A performance de Christian Bale é magistral. O ator não se limitou a encarnar as características psicológicas do personagem como também se submeteu a mais uma transformação física incrível. Para representar Irving Bale engordou cerca de 18 quilos, ganhou a barriga típica de um apreciador fervoroso de cerveja e adotou um penteado medonho que prima pela escassez de cabelo conjugada com a utilização de um capachinho de qualidade duvidosa. O excesso de peso e a calvície associados aos melhores e mais pirosos fatos de poliéster dos anos 70 tornam a personagem de Bale deliciosamente foleira.

Irving é casado com Rosalyn, uma mãe solteira, carente, passivo-agressiva e ligeiramente neurótica cujo filho Irving tomou sob a sua asa. A personagem de Jennifer Lawrence é deliciosamente irritante e é um prazer vê-la ter um desempenho tão bom mesmo que num papel tão curto em tempo no ecrã. Em American Hustle Jennifer Lawrence demonstra que realmente tem talento para a comédia e conquista completamente o espectador com a sua personagem brega-chic, de bronzeado falso, cabelo cheio de laca e unhas postiças.

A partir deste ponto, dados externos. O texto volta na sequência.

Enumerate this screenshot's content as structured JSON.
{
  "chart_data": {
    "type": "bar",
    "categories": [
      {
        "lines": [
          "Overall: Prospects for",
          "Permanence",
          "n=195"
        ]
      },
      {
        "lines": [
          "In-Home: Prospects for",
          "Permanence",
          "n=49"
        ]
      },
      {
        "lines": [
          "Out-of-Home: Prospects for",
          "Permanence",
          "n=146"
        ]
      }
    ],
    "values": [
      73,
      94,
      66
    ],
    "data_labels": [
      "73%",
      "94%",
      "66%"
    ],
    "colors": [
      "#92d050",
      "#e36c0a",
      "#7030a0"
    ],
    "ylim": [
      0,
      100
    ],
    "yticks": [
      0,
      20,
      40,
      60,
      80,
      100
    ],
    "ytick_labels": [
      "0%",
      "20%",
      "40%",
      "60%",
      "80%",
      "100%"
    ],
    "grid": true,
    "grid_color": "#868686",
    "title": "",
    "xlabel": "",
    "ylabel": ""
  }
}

A parceira e verdadeira alma gémea de Irving também parece ter sido escolhida a dedo para o papel. Com o seu ar de boneca de porcelana Amy Adams representa uma mulher de origens humildes, que outrora foi stripper, mas que por ser inteligente e determinada conseguiu dar a volta à sua vida e fingir ser uma mulher glamorosa e sensual. Contam-se pelos dedos de uma mão as vezes que não tem um decote até o umbigo, mas este visual é vital para os esquemas que tem com Irving. Amy Adams tem um papel mais apelativo e mais fácil cativar a empatia do público, mas menos interessante e visceral do que o de Jennifer Lawrence.

Bradley Cooper, apesar de ser uma das personagens vitais para a história é menos interessante ainda e é possível imaginar mil e um atores que conseguiriam fazer mais e talvez melhor com este papel. O agente Richie DiMaso parece-se em demasia com John Travolta em “Saturday Night Fever” e esta aparência física é algo desconcertante num agente do FBI.

Outra personagem que vale a pena destacar é Carmine Polito o presidente da câmara de Camden, interpretado por Jeremy Renner. Ele é um dos políticos apanhados na operação Abscam e foi grosseiramente inspirado em Angelo Errichetti, antigo presidente da câmara de Camden e um dos políticos envolvidos no verdadeiro Abscam. Renner é excelente ao nos passar a ideia de que a sua personagem não é verdadeiramente má nem boa, é apenas um político dedicado à sua cidade, um homem de família, e que vê a corrupção como um mal necessário para alcançar um equilíbrio numa cidade de tão grandes extremos.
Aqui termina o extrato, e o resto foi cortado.